Self-compassion. Perhaps this sounds like a contradiction in terms. Compassion is expressed for others, not oneself.
Compassion, as defined by the Merriam-Webster dictionary, is the “sympathetic consciousness of others’ distress with a desire to alleviate it.” Compassion is about allowing oneself to be with the emotional discomfort of someone else’s suffering with the hope of lessening it. Health care personnel do this every day.
It is part of being human to have feelings toward another being who is suffering, and doctors and nurses deal with suffering as part of their jobs.

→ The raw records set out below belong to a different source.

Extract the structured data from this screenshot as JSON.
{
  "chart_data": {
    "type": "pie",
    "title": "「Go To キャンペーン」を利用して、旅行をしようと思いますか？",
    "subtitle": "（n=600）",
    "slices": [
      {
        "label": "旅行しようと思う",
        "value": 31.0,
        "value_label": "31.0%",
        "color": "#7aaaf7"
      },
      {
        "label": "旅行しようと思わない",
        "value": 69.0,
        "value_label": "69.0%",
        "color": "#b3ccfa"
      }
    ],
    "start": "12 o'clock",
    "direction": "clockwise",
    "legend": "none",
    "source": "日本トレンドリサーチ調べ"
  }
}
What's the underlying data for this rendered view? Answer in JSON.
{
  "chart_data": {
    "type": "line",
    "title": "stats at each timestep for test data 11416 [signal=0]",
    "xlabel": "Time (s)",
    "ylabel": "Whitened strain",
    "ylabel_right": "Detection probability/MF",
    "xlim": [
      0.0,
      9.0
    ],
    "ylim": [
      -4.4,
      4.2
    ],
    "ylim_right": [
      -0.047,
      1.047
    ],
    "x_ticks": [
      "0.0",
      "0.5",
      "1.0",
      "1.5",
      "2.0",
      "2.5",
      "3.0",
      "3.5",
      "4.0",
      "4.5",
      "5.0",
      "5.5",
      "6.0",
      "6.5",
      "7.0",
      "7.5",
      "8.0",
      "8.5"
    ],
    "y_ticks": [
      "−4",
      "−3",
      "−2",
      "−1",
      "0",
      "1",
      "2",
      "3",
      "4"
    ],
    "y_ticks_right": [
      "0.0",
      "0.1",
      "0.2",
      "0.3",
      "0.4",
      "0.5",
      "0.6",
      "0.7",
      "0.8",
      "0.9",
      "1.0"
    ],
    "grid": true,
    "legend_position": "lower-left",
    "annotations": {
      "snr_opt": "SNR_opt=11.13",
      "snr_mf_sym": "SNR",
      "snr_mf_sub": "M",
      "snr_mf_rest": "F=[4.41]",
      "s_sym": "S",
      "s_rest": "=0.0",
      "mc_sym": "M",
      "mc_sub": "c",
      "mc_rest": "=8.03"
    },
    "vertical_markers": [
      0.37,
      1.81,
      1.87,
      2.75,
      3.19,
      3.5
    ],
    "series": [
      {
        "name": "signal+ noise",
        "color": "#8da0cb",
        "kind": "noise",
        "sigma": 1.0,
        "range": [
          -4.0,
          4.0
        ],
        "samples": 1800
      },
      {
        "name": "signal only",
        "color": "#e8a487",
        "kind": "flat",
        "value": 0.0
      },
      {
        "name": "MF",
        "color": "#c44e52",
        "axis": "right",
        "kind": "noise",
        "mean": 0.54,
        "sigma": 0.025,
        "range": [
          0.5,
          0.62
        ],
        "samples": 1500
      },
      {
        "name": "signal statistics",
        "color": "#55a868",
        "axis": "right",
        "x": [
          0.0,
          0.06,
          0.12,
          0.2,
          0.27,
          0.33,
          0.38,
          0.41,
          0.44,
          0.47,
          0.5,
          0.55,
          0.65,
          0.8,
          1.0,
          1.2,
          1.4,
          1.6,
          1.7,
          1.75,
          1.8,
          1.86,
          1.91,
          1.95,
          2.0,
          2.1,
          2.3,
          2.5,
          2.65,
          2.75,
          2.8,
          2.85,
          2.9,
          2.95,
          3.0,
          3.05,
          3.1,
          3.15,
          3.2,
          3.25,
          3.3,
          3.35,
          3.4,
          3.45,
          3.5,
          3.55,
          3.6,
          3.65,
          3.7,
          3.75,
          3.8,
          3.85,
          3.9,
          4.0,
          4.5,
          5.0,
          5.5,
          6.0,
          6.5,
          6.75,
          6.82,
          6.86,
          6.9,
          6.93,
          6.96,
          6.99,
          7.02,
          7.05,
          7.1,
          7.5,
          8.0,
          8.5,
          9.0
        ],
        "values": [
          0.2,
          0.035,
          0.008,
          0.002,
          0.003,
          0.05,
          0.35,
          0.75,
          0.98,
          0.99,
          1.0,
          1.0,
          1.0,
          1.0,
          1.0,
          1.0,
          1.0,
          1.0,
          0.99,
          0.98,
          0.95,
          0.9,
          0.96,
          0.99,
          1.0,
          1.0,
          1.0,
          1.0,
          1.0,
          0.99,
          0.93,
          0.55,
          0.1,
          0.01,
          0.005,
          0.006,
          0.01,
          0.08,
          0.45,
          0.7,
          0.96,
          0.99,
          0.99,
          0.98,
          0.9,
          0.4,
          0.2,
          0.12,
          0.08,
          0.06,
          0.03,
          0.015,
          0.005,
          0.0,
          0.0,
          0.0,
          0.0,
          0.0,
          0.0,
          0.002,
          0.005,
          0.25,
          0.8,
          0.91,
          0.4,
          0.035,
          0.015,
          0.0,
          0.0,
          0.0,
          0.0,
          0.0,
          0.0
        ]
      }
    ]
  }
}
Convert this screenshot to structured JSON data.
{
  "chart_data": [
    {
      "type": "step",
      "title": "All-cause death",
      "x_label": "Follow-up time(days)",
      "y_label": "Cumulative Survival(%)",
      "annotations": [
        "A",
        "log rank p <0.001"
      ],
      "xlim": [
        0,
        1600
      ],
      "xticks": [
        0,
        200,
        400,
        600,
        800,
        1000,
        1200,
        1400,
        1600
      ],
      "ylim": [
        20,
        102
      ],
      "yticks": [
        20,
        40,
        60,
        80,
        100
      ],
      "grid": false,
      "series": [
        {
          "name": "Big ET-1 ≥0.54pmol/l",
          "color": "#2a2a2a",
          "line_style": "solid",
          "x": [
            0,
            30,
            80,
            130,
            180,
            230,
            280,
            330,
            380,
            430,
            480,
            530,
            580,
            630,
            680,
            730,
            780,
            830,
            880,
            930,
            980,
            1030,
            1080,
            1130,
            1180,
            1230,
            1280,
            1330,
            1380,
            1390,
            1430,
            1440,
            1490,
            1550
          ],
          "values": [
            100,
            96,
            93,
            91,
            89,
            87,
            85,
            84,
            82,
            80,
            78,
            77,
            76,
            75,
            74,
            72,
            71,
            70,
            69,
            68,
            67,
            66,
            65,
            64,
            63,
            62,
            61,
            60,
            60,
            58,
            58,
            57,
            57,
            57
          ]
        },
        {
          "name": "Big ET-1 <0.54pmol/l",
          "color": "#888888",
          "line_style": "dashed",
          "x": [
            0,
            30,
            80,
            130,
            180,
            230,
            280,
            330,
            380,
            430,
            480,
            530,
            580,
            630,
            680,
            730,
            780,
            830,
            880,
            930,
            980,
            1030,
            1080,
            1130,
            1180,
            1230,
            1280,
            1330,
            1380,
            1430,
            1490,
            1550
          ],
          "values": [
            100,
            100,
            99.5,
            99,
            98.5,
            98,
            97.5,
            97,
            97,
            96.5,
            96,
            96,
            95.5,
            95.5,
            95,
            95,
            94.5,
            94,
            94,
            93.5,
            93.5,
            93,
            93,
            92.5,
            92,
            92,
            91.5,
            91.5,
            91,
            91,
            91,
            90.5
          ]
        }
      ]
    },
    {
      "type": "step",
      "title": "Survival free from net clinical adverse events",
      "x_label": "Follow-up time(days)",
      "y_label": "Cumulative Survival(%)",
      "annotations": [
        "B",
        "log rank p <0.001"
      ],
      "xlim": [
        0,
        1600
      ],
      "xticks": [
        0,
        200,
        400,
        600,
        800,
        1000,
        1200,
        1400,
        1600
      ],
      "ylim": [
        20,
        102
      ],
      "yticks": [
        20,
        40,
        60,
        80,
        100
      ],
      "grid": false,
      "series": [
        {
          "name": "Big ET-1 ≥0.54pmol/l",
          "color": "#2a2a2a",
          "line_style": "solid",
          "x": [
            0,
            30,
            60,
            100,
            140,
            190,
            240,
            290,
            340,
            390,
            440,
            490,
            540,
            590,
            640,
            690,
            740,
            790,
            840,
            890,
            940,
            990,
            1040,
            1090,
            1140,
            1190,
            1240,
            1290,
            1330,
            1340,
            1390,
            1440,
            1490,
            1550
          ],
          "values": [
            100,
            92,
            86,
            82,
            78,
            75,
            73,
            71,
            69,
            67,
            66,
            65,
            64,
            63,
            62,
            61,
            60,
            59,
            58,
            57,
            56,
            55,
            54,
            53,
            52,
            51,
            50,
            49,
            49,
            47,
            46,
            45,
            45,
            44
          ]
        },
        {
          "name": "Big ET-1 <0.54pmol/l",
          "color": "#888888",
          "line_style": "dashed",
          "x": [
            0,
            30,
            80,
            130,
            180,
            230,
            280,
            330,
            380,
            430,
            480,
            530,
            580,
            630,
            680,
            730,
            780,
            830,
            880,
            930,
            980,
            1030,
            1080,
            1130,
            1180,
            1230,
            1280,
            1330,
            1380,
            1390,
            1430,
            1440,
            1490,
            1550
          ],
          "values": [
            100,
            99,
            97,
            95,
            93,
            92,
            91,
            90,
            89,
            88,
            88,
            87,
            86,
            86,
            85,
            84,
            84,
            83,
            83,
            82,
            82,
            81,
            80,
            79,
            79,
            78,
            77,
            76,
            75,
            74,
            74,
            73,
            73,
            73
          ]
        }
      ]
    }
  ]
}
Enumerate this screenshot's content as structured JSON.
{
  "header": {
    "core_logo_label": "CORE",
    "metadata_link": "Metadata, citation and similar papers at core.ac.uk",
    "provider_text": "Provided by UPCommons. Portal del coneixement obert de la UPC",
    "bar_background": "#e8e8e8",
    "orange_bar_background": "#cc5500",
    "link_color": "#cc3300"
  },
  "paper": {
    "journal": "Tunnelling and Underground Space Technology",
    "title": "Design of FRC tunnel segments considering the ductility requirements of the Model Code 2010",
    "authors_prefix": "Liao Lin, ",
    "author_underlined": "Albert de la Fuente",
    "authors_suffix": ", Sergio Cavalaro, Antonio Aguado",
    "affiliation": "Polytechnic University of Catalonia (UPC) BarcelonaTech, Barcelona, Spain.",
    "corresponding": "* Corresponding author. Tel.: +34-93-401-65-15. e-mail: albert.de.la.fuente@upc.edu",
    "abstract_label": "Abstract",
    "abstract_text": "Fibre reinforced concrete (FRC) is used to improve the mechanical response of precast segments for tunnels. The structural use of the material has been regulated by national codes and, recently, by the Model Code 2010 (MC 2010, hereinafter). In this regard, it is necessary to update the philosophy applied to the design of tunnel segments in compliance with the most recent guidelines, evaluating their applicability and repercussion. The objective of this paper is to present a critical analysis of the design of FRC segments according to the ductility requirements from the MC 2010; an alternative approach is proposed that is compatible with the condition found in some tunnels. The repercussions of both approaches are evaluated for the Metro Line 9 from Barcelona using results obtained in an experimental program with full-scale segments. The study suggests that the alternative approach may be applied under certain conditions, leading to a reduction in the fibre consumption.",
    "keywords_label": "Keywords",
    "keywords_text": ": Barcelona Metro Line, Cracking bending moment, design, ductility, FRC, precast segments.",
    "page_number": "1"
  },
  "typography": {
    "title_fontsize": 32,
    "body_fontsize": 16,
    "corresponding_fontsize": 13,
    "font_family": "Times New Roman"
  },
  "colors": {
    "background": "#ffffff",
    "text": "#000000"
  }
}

Needless to say, this can take a toll. How do we foster resilience and not allow our natural compassionate inclinations to lead to burnout? Self-compassion practice can aid our return us to equilibrium.
The concept of self-compassion comes from loving-kindness meditation, where words wishing health, happiness, safety, and peace to oneself and others are repeated as a meditation. These words can create a benevolent connection to oneself and to the rest of the world as a force of goodwill. The modern usage of self-compassion amplifies this idea. Researcher Kristin Neff, PhD, has demonstrated that self-compassion is strongly associated with emotional well-being and reduced stress.
Neff and her colleague Christopher Germer, PhD, define the three necessary components of self-compassion as self-kindness, common humanity, and mindfulness.
Self-kindness is just what it sounds like — being kind to oneself. This may sound simplistic, but medical culture places emphasis on kindness to others, not to self. We are not taught to look at our own suffering and ask ourselves what we need. Common humanity is the idea that we are all in this great “world soup” together; we are not alone but are interconnected in our shared human experience.
The third component, mindfulness, teaches us to pay attention on purpose and in the present moment without judgment. Mindfulness allows us to intentionally use awareness as a means to experience and know each moment of our lives as it is happening — even the difficult ones. These three parts taken together can facilitate increased resilience and well-being. A feeling of wholeness and intimacy with all the parts of life can result.
As a physician and mindfulness teacher, I feel passionate about spreading these concepts within the medical community.
Dissatisfaction and burnout are epidemic in medicine. I have been there myself. As an OB/GYN, I was juggling full-time work, every-other-night call, family, business problems, and malpractice concerns. I was looking for a better way, and this search led me to mindfulness and compassion practices. There was a lot of guilt, shame, anxiety, doubt, and general freaking-out before I realized that I actually had some choice in the whole mess. I eventually moved on from private practice to teaching mindfulness when I realized the fundamental importance of the mind-body connection in our (and my) overall health and well-being.
I know that my experience is not unique and that there are many distressed doctors out there. Neff and Germer have recently developed a research-based six-week adaptation of their mindful self-Compassion curriculum directed specifically at health care professionals. (Disclosure: I took part in testing and critiquing the curriculum.) Inner resiliency training might offer some modicum of relief to the throngs of unhappy doctors and nurses in the medical community. The program is not a panacea but provides some tools for clearly viewing the situation, soothing difficult emotions, and providing context for reconnecting to the reasons you entered medicine in the first place — compassionate care of others.
I have been teaching mindfulness in my community for the past six years. Mindfulness is a great help in plainly facing one’s own distress and disequilibrium. What it does not offer, however, is comfort. Compassion practices offer a balm for these wounds. My plan is to spread this balm far and wide.